En el Palau al Vent, el fresco del techo es algo asombroso. El propio Dalí y Gala sosteniendo la bóveda del mundo y el sol que irradia su luz, todo en la perspectiva obligada de sotto in sú, que convive con multitud de figuras colaterales, adyacentes, también cargadas de simbología y significado, incluido un autorretrato de Dalí con Gala, sentados en el bordel universo, viendo el mundo. El resto del espacio, objetos que son obras de arte por sí mismas contribuyendo a otras obras de arte hasta llegar a la exquisitez del objeto surrealista de funcionamiento simbólico (1931). Sobre el lecho, ¡y qué lecho!, con patas de tritones, una reproducción de la persistencia de la memoria (1931), cuyos relojes blandos han llegado a ser tan representativos de Dalí como sus bigotes. Al salir de la sala, una vitrina con el motivo del Ángelus, de Millet y un ejemplar de su libro dedicado a esta obra como exposición del método paranoico-crítico. Vuelve Freud en la interpretación del rezo de los dos campesinos franceses pues, sostiene Dalí, lo que están haciendo es enterrando un niño.

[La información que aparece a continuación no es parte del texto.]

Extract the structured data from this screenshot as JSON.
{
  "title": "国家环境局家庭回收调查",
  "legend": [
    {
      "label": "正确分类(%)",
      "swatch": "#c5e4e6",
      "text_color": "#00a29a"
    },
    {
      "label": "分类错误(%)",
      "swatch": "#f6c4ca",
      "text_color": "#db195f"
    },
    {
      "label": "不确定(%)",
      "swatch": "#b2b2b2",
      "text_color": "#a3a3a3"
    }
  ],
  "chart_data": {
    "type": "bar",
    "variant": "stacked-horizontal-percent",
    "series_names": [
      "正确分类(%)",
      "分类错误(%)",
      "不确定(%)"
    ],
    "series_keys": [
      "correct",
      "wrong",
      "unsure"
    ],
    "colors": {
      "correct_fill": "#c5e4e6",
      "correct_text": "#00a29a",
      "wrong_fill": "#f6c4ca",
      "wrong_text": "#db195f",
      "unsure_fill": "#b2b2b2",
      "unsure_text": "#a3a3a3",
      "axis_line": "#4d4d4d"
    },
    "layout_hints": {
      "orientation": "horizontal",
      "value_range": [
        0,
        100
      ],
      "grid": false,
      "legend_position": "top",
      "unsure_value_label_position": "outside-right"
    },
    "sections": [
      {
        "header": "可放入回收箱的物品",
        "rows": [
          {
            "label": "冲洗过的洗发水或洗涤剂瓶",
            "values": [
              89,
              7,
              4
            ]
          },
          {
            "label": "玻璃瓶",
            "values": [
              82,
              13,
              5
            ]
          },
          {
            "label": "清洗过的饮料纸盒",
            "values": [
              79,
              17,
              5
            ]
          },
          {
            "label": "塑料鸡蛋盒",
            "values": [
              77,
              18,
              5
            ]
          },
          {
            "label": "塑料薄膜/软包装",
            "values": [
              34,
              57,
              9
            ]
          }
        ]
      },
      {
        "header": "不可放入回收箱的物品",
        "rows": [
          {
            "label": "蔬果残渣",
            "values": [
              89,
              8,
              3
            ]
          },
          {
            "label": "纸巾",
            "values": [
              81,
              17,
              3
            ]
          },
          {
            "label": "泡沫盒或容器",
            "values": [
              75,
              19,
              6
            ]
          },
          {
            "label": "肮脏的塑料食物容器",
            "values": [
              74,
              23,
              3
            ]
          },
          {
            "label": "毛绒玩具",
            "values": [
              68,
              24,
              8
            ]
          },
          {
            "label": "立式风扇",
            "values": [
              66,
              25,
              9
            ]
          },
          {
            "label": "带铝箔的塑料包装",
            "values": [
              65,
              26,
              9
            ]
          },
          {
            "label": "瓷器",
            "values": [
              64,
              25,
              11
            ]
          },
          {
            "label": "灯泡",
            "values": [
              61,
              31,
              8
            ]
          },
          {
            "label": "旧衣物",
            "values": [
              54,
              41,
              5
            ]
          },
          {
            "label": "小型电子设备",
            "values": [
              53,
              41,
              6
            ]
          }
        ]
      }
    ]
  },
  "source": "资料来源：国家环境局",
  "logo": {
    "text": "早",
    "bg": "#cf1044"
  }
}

Cuando ya no le quedan a uno fuerzas, atrapado entre tanta maravilla reinventada, trastocada, cambiada de lugar, reconstruida, atraviesa la Torre Galatea, con su princesa cibernética, hecha a base de circuitos y chips y su reproducción del templete de Bramante como un pabellón carmesí. 

Vuelto a la realidad de un mundo anodino, hay que reconocer que jamás agradeceremos suficientemente los tesoros que los genios nos regalan con su obras, pues su contemplación nos cambia la vida. Nos hace otros. 


(La imagen es una foto de Markoh K. Marrero).